Storage and Handling Considerations
Handling: avoid inhalation of dust or aerosols and avoid skin and eye contact. Use engineering controls (local exhaust, fume hoods) where dust or aerosols may be generated. Inspect and select chemical‑resistant gloves and impervious clothing appropriate to anticipated exposure levels.
Personal protective equipment (PPE): eye protection (safety glasses with side shields or goggles), chemically resistant gloves, respiratory protection for particulate exposures (e.g., P95/P1) or for mixed gas/particulate risks use appropriate combined cartridges; selection should follow institutional respiratory protection programs and testing standards.
Storage: keep containers tightly closed in a dry, well‑ventilated area; avoid storage with strong oxidizing agents. Label containers and manage inventories to minimize uncontrolled releases.

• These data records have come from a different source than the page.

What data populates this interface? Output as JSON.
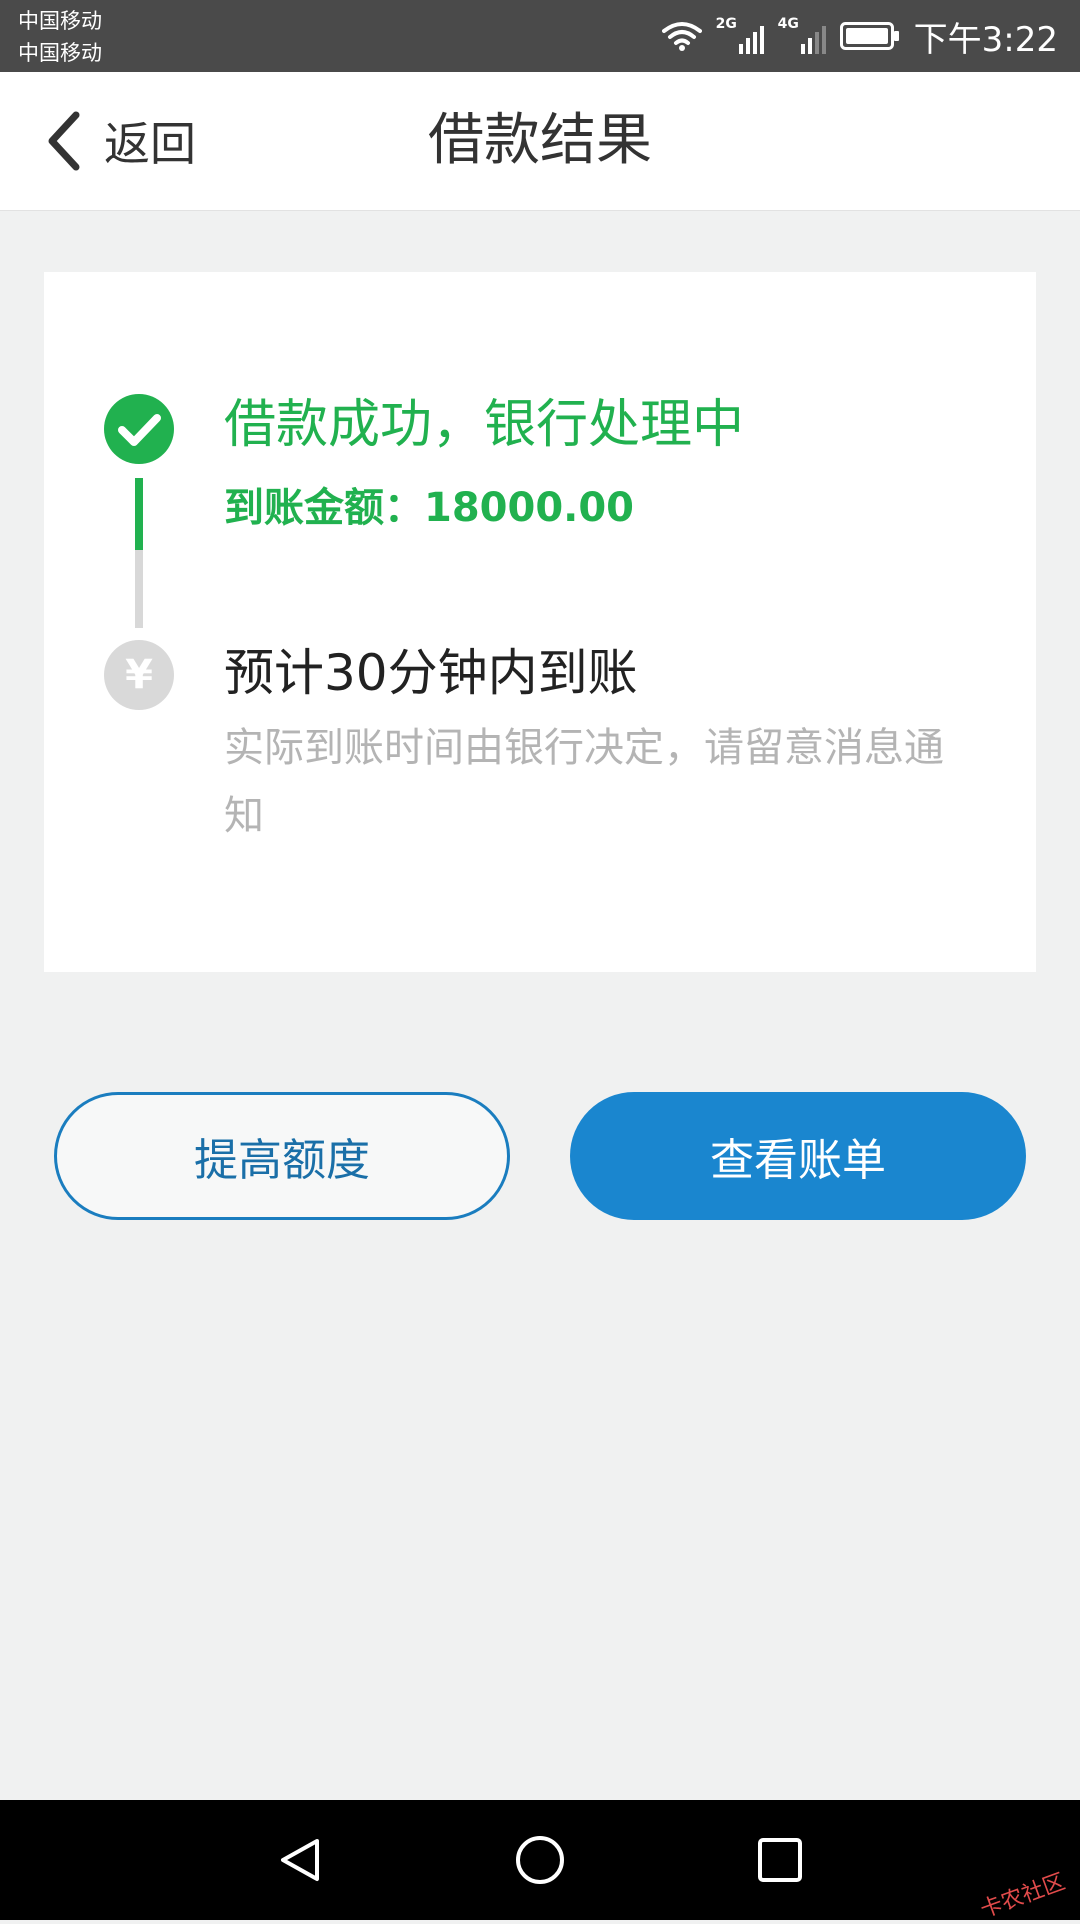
{
  "status_bar": {
    "carrier_1": "中国移动",
    "carrier_2": "中国移动",
    "signal_1_label": "2G",
    "signal_2_label": "4G",
    "time": "下午3:22"
  },
  "header": {
    "back_label": "返回",
    "title": "借款结果"
  },
  "steps": [
    {
      "icon": "check-icon",
      "title": "借款成功，银行处理中",
      "detail": "到账金额：18000.00",
      "color": "#21b14f"
    },
    {
      "icon": "yen-icon",
      "symbol": "¥",
      "title": "预计30分钟内到账",
      "detail": "实际到账时间由银行决定，请留意消息通知",
      "color": "#d9d9d9"
    }
  ],
  "buttons": {
    "raise_limit": "提高额度",
    "view_bill": "查看账单"
  },
  "watermark": "卡农社区",
  "colors": {
    "success": "#21b14f",
    "primary": "#1a86cf",
    "background": "#f0f1f1"
  }
}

Accidental release and disposal: avoid generation of dust; contain spills, collect in suitable containers and dispose of via licensed hazardous waste services with attention to environmental persistence and potential mobility in water and soils. For waste management, consider the compound’s potential for environmental persistence and transport; follow local regulatory requirements.
For detailed hazard, transport and regulatory information, users should refer to the product‑specific Safety Data Sheet (SDS) and local legislation.